Les Tontons flingueurs ne sont pas qu'une longue liste de têtes d'affiches mais aussi un foyer à citations incontournables. Pour dire vrai, le film entier est une citation d'Audiard:
"Mais il connaît pas Raoul, ce mec ! il va avoir un réveil pénible. J'ai voulu être diplomate à cause de vous tous, éviter que le sang coule. Mais maintenant c'est fini, je vais le travailler en férocité, le faire marcher à coup de lattes ! À ma pogne, je veux le voir ! Et je vous promets qu'il demandera pardon, et au garde-à-vous", "Les cons, ça ose tout, c'est même à ça qu'on les reconnaît!", "Bougez pas ! Les mains sur la table. Je vous préviens qu'on a la puissance de feu d'un croiseur et des flingues de concours.", "Vous avez sorti le vitriol?", "the room is ready, Sir!", "Mais dis donc, on n'est quand même pas venus pour beurrer les sandwichs !", "Non mais t'as déjà vu ça ? En pleine paix ! Il chante et puis crac, un bourre-pif ! Il est complètement fou, ce mec. Mais moi, les dingues, je les soigne.
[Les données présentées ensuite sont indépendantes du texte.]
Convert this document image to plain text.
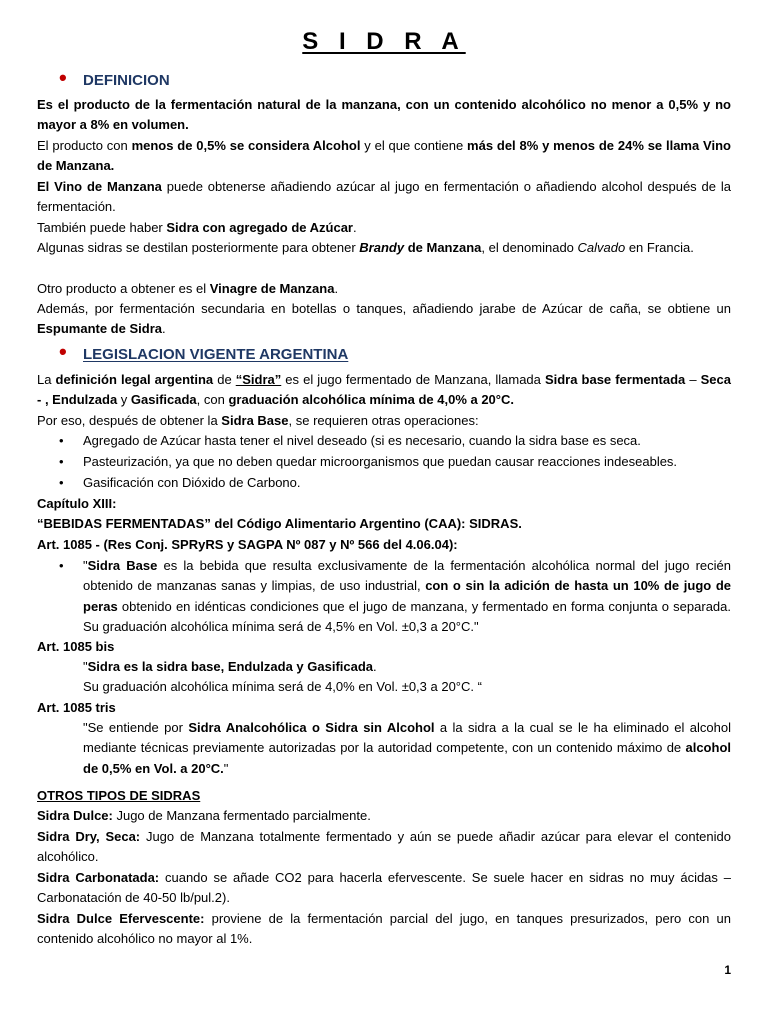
S I D R A
• DEFINICION
Es el producto de la fermentación natural de la manzana, con un contenido alcohólico no menor a 0,5% y no mayor a 8% en volumen.
El producto con menos de 0,5% se considera Alcohol y el que contiene más del 8% y menos de 24% se llama Vino de Manzana.
El Vino de Manzana puede obtenerse añadiendo azúcar al jugo en fermentación o añadiendo alcohol después de la fermentación.
También puede haber Sidra con agregado de Azúcar.
Algunas sidras se destilan posteriormente para obtener Brandy de Manzana, el denominado Calvado en Francia.
Otro producto a obtener es el Vinagre de Manzana.
Además, por fermentación secundaria en botellas o tanques, añadiendo jarabe de Azúcar de caña, se obtiene un Espumante de Sidra.
• LEGISLACION VIGENTE ARGENTINA
La definición legal argentina de “Sidra” es el jugo fermentado de Manzana, llamada Sidra base fermentada – Seca - , Endulzada y Gasificada, con graduación alcohólica mínima de 4,0% a 20°C.
Por eso, después de obtener la Sidra Base, se requieren otras operaciones:
• Agregado de Azúcar hasta tener el nivel deseado (si es necesario, cuando la sidra base es seca.
• Pasteurización, ya que no deben quedar microorganismos que puedan causar reacciones indeseables.
• Gasificación con Dióxido de Carbono.
Capítulo XIII:
“BEBIDAS FERMENTADAS” del Código Alimentario Argentino (CAA): SIDRAS.
Art. 1085 - (Res Conj. SPRyRS y SAGPA Nº 087 y Nº 566 del 4.06.04):
•	"Sidra Base es la bebida que resulta exclusivamente de la fermentación alcohólica normal del jugo recién obtenido de manzanas sanas y limpias, de uso industrial, con o sin la adición de hasta un 10% de jugo de peras obtenido en idénticas condiciones que el jugo de manzana, y fermentado en forma conjunta o separada. Su graduación alcohólica mínima será de 4,5% en Vol. ±0,3 a 20°C."
Art. 1085 bis
"Sidra es la sidra base, Endulzada y Gasificada.
Su graduación alcohólica mínima será de 4,0% en Vol. ±0,3 a 20°C. “
Art. 1085 tris
"Se entiende por Sidra Analcohólica o Sidra sin Alcohol a la sidra a la cual se le ha eliminado el alcohol mediante técnicas previamente autorizadas por la autoridad competente, con un contenido máximo de alcohol de 0,5% en Vol. a 20°C."
OTROS TIPOS DE SIDRAS
Sidra Dulce: Jugo de Manzana fermentado parcialmente.
Sidra Dry, Seca: Jugo de Manzana totalmente fermentado y aún se puede añadir azúcar para elevar el contenido alcohólico.
Sidra Carbonatada: cuando se añade CO2 para hacerla efervescente. Se suele hacer en sidras no muy ácidas – Carbonatación de 40-50 lb/pul.2).
Sidra Dulce Efervescente: proviene de la fermentación parcial del jugo, en tanques presurizados, pero con un contenido alcohólico no mayor al 1%.
1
Je vais lui faire une ordonnance, et une sévère… Je vais lui montrer qui c'est Raoul. Aux quatre coins de Paris qu'on va le retrouver, éparpillé par petits bouts, façon Puzzle. Moi, quand on m'en fait trop, je correctionne plus : je dynamite, je disperse, je ventile !", "Alors, il dort le gros con ? Ben il dormira encore mieux quand il aura pris ça dans la gueule ! Il entendra chanter les anges, le gugusse de Montauban… Je vais le renvoyer tout droit à la maison mère… au terminus des prétentieux…", "y'aurait pas des fois d'la pomme? - Y'en a!", "Faut r'connaître... c'est du brutal !", "Trois morts subites en moins d'une demi-heure, ah ça part sévère les droits de succession!", "J'ai connu une Polonaise qu'en prenait au p'tit déjeuner. Faut quand même admettre : c'est plutôt une boisson d'homme…", "Touche pas au grisbi, salope!", "C'est curieux chez les marins ce besoin de faire des phrases…", "Allons vite messieurs, quelqu'un pourrait venir, on pourrait se méprendre, et on jaserait. Nous venons déjà de frôler l'incident.", "Je ne dis pas que c'est pas injuste, je dis que ça soulage !", "Je ferai donc mon panégyrique moi-même, c'est parfois assez édifiant et souvent assez drôle, car il m'arrive de m'attribuer des mots qui sont en général d'Alphonse Allais et des aventures puisées dans La Vie des Hommes illustres.", "Le Mexicain l'avait achetée en viager à un procureur à la retraite. Après trois mois, l'accident bête. Une affaire.", "Tomate, tu devrais envoyer Freddy faire un tour, il y a une charrette dans le parc avec deux gars dedans... Ça fait désordre !", "J'ai une présence...tranquillisante.".
3. Une scène et un son cultes
Les Tontons flingueurs, c'est aussi l'une des plus célèbres et des plus réussies scènes de beuveries comiques du cinéma français avec Un singe en hiver et Bienvenue chez les Chtis. Les mafieux s'y retrouvent autour d'une table à beurrer les tartines de la nièce de leur chef, ce qui est déjà hilarant en soi, mais se mettent à boire un alcool peu orthodoxe dans une bouteille de Grand Marnier, alcool que l'un d'entre eux nomme "le vitriol"! S'ensuit une scène mémorable de dialogues de sourds et de souvenirs de gangsters gâteux à hurler de rire.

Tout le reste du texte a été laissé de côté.